I nodded, and then opened my mouth to explain. I should have stopped with the nod. “I think I picked something up from the guy I sat next to on the plane. He
was coughing and sneezing the whole ten-hour flight. I tried to cover my face and not breathe, but it’s not easy to hold your breath for that long, you know? And then he took some kind of a sleep aide and fell asleep on my shoulder and the flight attendant had to pull a What About Bob wake-up maneuver on him….” I was rambling and the doctor was letting me. “Sorry,” I concluded lamely. “I don’t feel very good, that’s all.”
He nodded, clearly trying to keep a straight face for the sake of my pride. “How is your pain?” He reached out and laid a hand on my left knee. “I have stronger medication if you need it.”
“I’m fine, Dr. Lazzaro. I just need—”
“Cosimo.” He leaned in closer, his voice dropping incrementally. “Here in my home, I am Cosimo. Or Cosi. Not Dr. Lazzaro.”
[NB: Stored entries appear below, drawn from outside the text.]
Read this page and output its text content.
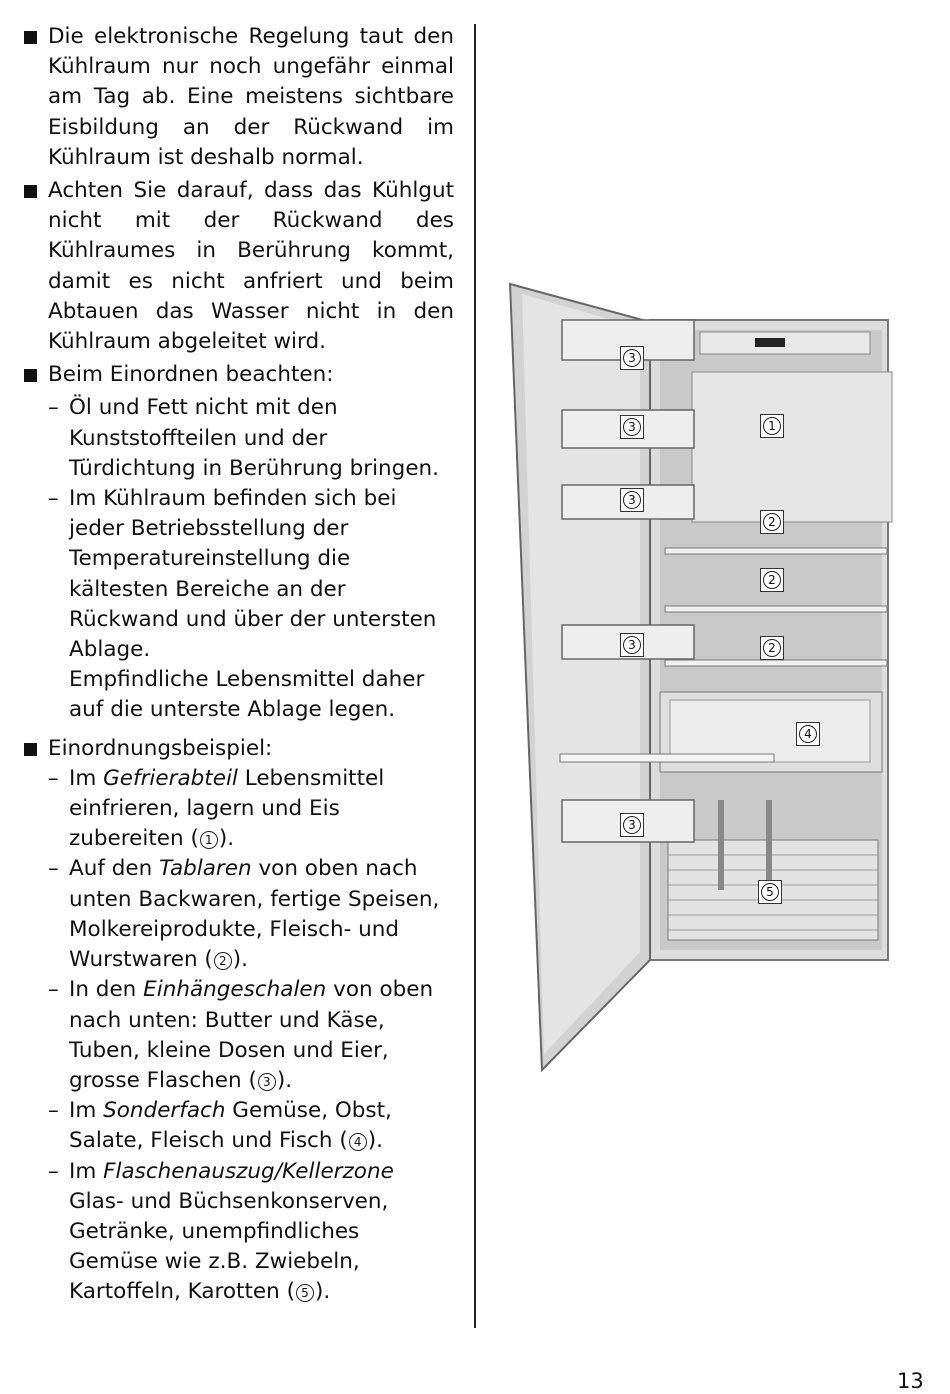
Die elektronische Regelung taut den Kühlraum nur noch ungefähr einmal am Tag ab. Eine meistens sichtbare Eisbildung an der Rückwand im Kühlraum ist deshalb normal.
Achten Sie darauf, dass das Kühlgut nicht mit der Rückwand des Kühlraumes in Berührung kommt, damit es nicht anfriert und beim Abtauen das Wasser nicht in den Kühlraum abgeleitet wird.
Beim Einordnen beachten:
– Öl und Fett nicht mit den Kunststoffteilen und der Türdichtung in Berührung bringen.
– Im Kühlraum befinden sich bei jeder Betriebsstellung der Temperatureinstellung die kältesten Bereiche an der Rückwand und über der untersten Ablage.
Empfindliche Lebensmittel daher auf die unterste Ablage legen.
Einordnungsbeispiel:
– Im Gefrierabteil Lebensmittel einfrieren, lagern und Eis zubereiten ( 1 ).
– Auf den Tablaren von oben nach unten Backwaren, fertige Speisen, Molkereiprodukte, Fleisch- und Wurstwaren ( 2 ).
– In den Einhängeschalen von oben nach unten: Butter und Käse, Tuben, kleine Dosen und Eier, grosse Flaschen ( 3 ).
– Im Sonderfach Gemüse, Obst, Salate, Fleisch und Fisch ( 4 ).
– Im Flaschenauszug/Kellerzone Glas- und Büchsenkonserven, Getränke, unempfindliches Gemüse wie z.B. Zwiebeln, Kartoffeln, Karotten ( 5 ).
3
3
3
3
3
1
2
2
2
4
5
13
“Okay.” It came out a whisper. I hoped he thought it was due to my sore throat and not the sudden shortage of oxygen I was experiencing.
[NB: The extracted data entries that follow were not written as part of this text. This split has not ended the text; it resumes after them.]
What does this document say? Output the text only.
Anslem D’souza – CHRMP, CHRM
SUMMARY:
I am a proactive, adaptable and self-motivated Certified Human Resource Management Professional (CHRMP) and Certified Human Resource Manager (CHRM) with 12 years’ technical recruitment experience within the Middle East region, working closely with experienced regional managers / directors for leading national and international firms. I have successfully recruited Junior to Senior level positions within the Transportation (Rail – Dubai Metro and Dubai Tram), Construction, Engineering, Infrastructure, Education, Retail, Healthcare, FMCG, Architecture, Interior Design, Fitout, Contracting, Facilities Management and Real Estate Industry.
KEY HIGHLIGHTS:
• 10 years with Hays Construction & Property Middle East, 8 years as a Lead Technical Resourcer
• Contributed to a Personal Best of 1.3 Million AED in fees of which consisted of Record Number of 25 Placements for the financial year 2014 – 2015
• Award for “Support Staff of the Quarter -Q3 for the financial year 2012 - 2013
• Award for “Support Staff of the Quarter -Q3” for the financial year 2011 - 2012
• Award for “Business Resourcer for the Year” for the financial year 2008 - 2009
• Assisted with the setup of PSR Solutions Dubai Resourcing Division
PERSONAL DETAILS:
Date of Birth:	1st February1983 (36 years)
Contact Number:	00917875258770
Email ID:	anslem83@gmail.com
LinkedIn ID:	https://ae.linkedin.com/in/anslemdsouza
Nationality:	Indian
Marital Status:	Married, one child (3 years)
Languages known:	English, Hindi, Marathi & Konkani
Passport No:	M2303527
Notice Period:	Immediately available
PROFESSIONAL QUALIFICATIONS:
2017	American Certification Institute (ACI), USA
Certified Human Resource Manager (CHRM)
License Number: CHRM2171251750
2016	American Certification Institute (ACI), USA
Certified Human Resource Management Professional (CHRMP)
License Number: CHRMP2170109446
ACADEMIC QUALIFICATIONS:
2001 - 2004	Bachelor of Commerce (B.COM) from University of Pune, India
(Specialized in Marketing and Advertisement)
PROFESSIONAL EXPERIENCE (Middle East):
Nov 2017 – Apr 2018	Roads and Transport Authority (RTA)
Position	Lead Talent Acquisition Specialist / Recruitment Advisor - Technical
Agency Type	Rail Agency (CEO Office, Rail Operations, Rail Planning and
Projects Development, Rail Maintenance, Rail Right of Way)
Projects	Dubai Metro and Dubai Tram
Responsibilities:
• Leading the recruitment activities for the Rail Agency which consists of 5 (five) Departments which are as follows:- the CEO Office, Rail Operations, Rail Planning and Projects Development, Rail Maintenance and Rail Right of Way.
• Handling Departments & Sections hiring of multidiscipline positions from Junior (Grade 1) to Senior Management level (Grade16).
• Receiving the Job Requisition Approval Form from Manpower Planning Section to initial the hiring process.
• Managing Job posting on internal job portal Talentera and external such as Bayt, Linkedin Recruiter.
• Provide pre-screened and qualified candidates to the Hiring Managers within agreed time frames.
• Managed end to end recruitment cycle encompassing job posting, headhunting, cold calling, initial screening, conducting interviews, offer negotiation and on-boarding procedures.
Isa cleared her throat and her uncle straightened a little. “I will go help Mama. Do you need anything else, Ani?” I stared at her blankly, unable to come up with any reason to keep her in the room with us. She smiled brightly, eyes darting back and forth between me and Cosimo, then left the room, pulling the door closed behind her.
He slid down in the chair a little and folded his hands together over his abdomen. Resting his head on the high seat back, he stared up at the long beams sectioning the ceiling overhead. The silence that filled the short distance between us went from awkward to pleasant as I realized he wasn’t going to make any moves on me while were alone. Not that I really thought he was that desperate. It was more like wishful thinking on my part.
“Anica.” He rolled his head to the side and gazed at me, his amber eyes half-closed. I waited for him to continue, but he didn’t. Like he was just trying on my name. Finally, I spoke instead.
“Thank you, Dr.—Cosimo,” I corrected quickly when his eyebrow arched in reproof. “For everything you and your family have done for me. Are doing for me. I don’t know what I would have done without—.” My words failed me as I gave thought to where I’d be if it hadn’t been for Isa stepping in. For Madalina being so gregarious and unashamed to call on people for favors. For Paulo stopping everything in his day to come to my rescue. Again. For Dr. Cosimo Lazzaro. His sister, Claudia, and her husband, Franco, whom I had yet to meet. Fabio. Even the bike rental guy, Giovani.